Wednesday/Thursday. The train from Edinburgh dropped me off in Kings Cross Station. A quick tube ride landed me at the London Bridge stop. Half a block up is the now iconic Shard. I've been dreaming about a night at this Shangri La Hotel since they build the place. The tallest building in Western Europe with sweeping vistas of London was everything I could have imagined. More actually. I have always had a fantasy about airships. The chance to hover over a large metropolitan city while enjoying the amenities available to travelers of that time. This was as close as I will ever get. Not many people actually want to check in and stay in their room, but what more of London could I have seen from the ground? At this point in my twenty years visiting this city, Nobu in Shoreditch is about all I've missed (no thank you). The view. The venue. Three walls of glass almost fifty stories above the Thames that begins at the west and continues all the way down river to the east... I could have spent a week in that room and never tired of the view. Waking in the clouds the next morning was crazy.
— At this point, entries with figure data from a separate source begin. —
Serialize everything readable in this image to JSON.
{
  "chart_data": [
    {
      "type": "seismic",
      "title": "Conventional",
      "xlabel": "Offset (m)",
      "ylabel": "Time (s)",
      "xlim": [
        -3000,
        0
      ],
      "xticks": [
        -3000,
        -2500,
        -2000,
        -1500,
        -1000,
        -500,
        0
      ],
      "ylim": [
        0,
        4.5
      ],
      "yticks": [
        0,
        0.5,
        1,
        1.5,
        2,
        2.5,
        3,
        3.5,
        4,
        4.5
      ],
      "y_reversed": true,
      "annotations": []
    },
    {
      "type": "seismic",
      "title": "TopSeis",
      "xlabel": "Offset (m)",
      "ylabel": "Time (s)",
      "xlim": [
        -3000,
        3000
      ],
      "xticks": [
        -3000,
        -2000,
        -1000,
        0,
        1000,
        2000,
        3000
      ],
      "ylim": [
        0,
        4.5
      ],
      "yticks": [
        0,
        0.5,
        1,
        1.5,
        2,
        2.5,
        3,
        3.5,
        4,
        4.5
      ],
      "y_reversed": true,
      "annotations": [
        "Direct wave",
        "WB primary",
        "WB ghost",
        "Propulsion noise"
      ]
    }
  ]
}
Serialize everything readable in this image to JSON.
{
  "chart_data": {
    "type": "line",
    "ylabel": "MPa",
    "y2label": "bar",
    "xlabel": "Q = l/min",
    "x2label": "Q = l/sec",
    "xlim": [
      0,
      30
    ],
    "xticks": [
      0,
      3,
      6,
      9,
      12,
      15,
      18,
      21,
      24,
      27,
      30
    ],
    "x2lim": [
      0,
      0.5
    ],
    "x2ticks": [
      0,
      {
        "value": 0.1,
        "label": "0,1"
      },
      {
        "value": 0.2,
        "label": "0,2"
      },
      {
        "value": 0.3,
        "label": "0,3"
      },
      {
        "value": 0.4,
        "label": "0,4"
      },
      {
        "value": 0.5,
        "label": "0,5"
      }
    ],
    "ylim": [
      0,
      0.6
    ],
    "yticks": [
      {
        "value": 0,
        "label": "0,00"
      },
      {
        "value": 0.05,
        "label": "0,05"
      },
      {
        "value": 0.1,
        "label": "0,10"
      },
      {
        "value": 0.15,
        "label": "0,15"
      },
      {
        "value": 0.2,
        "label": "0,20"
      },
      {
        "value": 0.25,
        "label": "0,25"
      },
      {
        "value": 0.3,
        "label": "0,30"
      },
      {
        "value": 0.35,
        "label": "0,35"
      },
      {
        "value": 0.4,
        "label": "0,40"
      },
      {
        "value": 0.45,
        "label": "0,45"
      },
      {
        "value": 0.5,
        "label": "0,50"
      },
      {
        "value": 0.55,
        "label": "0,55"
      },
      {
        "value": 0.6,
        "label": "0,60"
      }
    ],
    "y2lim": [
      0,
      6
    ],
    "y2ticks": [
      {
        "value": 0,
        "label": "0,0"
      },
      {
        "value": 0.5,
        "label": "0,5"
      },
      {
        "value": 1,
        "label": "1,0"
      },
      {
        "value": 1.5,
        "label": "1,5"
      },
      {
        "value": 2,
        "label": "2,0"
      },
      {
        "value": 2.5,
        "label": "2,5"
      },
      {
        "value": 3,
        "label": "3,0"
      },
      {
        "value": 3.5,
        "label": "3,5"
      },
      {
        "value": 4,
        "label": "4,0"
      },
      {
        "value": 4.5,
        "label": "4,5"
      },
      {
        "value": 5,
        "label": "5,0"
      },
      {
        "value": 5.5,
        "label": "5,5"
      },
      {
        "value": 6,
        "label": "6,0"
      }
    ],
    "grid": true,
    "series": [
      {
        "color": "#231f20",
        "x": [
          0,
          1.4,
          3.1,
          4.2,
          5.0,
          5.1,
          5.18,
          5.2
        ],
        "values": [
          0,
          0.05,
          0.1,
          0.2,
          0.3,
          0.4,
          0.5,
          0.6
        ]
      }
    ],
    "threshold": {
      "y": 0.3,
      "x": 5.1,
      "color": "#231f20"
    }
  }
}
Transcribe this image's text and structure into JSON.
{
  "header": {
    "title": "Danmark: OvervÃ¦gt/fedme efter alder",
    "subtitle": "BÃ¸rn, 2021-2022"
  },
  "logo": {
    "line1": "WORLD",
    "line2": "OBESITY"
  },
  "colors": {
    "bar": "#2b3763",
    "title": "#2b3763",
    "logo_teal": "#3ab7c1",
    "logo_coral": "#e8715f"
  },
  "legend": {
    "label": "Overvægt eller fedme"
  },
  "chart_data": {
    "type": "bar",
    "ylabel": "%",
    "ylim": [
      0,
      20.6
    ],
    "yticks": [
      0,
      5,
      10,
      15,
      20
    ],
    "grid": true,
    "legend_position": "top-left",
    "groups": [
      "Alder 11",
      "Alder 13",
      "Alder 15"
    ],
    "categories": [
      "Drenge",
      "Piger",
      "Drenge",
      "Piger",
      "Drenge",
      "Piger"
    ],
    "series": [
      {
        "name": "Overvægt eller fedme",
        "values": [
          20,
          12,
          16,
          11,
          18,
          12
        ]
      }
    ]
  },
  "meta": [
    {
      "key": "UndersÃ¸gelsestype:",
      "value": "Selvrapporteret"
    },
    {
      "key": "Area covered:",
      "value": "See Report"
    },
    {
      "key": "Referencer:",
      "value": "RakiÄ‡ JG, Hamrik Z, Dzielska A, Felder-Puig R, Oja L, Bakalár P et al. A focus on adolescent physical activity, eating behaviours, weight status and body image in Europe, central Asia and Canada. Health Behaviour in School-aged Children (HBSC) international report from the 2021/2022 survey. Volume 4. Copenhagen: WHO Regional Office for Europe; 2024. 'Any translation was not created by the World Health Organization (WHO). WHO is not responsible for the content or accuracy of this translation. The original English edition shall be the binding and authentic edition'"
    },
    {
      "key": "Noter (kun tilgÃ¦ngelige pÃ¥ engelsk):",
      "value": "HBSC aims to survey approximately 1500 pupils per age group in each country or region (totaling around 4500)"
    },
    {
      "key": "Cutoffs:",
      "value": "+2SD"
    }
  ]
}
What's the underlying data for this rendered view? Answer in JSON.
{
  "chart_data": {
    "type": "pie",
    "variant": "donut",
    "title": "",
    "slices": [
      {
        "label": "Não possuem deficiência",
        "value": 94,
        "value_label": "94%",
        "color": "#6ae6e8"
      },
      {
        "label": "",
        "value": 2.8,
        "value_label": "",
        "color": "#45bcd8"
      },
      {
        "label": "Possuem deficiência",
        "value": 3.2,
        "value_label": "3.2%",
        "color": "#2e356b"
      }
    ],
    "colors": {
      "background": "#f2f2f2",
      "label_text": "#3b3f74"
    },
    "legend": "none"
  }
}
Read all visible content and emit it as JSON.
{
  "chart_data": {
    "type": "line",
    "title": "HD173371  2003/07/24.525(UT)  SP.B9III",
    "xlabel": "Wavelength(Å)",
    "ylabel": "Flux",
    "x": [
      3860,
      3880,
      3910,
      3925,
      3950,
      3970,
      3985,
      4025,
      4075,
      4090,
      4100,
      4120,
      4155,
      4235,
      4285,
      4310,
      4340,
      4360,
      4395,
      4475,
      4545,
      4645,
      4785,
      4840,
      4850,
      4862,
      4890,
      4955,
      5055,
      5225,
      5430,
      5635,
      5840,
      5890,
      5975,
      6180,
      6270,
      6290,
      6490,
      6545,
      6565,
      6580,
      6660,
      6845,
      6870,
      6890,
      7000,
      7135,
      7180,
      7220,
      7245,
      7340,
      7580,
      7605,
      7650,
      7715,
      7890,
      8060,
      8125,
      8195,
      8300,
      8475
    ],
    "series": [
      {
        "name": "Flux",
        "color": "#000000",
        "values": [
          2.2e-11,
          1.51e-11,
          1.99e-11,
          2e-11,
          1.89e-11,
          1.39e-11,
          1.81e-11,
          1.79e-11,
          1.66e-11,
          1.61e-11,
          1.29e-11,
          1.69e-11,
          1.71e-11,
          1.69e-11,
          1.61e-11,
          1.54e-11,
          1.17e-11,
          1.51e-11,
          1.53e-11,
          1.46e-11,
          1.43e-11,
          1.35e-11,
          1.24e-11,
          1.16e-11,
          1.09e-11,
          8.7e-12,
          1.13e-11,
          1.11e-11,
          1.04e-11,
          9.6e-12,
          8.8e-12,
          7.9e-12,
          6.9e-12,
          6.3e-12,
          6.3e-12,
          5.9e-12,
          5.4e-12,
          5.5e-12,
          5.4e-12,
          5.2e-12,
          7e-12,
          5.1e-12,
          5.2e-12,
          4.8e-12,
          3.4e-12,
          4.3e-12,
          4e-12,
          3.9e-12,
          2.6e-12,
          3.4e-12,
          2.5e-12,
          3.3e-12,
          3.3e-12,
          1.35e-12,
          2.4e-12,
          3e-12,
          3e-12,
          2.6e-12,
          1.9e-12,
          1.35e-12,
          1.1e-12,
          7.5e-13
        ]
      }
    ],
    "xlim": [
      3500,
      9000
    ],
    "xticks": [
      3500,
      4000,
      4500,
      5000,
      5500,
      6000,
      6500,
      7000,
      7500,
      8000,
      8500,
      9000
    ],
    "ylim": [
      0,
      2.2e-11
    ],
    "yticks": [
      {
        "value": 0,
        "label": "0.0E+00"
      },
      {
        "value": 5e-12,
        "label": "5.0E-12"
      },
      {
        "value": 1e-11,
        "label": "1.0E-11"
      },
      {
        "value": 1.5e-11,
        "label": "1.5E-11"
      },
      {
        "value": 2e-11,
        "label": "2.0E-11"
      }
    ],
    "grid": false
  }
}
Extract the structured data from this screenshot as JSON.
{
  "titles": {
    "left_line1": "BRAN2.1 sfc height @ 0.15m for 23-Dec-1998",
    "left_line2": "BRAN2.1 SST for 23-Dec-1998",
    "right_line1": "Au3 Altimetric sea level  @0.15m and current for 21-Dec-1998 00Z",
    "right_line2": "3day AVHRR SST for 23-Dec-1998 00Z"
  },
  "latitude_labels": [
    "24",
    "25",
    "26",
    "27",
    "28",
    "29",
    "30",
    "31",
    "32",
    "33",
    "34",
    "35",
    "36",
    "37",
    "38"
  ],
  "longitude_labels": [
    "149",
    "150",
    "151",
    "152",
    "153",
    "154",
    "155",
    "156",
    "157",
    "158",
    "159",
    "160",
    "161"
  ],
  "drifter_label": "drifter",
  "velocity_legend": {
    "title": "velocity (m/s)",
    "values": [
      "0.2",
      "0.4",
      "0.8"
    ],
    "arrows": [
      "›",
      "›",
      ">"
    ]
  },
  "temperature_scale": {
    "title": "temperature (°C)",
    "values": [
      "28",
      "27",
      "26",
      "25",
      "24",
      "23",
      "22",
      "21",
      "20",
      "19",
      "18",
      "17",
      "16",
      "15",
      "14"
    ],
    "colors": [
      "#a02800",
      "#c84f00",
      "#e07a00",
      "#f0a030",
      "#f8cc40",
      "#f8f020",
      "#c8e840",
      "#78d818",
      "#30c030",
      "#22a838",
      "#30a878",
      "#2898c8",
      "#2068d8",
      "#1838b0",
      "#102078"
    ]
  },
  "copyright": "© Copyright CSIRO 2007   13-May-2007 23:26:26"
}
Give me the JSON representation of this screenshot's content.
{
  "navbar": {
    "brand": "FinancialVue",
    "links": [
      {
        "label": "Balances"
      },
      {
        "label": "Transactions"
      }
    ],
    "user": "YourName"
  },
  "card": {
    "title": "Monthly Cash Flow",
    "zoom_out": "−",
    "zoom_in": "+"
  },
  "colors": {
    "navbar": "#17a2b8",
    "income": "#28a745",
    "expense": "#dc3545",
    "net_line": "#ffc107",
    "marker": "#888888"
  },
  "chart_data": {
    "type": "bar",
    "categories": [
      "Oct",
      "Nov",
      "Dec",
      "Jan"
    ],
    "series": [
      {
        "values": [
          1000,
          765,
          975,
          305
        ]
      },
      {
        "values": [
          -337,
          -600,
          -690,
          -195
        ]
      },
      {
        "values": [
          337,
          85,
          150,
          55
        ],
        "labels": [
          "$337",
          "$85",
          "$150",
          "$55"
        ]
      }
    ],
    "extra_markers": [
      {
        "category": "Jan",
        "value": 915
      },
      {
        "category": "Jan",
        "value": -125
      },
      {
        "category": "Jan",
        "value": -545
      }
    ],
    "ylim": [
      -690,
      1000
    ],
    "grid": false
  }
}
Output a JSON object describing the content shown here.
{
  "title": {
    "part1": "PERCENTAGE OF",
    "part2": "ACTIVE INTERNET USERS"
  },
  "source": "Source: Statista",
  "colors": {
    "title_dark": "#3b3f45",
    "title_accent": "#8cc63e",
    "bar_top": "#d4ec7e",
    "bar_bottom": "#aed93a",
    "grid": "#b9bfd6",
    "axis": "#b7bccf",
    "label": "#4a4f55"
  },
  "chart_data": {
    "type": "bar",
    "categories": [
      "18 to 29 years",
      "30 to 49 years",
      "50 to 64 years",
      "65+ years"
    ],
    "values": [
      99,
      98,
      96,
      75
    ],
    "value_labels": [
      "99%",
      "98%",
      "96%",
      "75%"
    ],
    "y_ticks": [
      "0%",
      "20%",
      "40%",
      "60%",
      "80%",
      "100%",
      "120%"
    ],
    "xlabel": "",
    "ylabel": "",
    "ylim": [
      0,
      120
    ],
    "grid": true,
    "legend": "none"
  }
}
Made deliriously happy by this fact, I snapped a pic at my feet while still in bed before tossing the phone and snoozing away the early morning. Indulgent. Extravagant. Worth every penny. I cannot imagine doing it twice, and if only for 24 hours of my life, the experience was worth every penny..

I don't expect I'll be returning to London anytime soon. There are many places I have yet to visit. Greece and Italy foremost in my thoughts. This trip however was one of the best ever, and it never ceases to amaze me how much I can enjoy being solo. With the right tour guide, of course.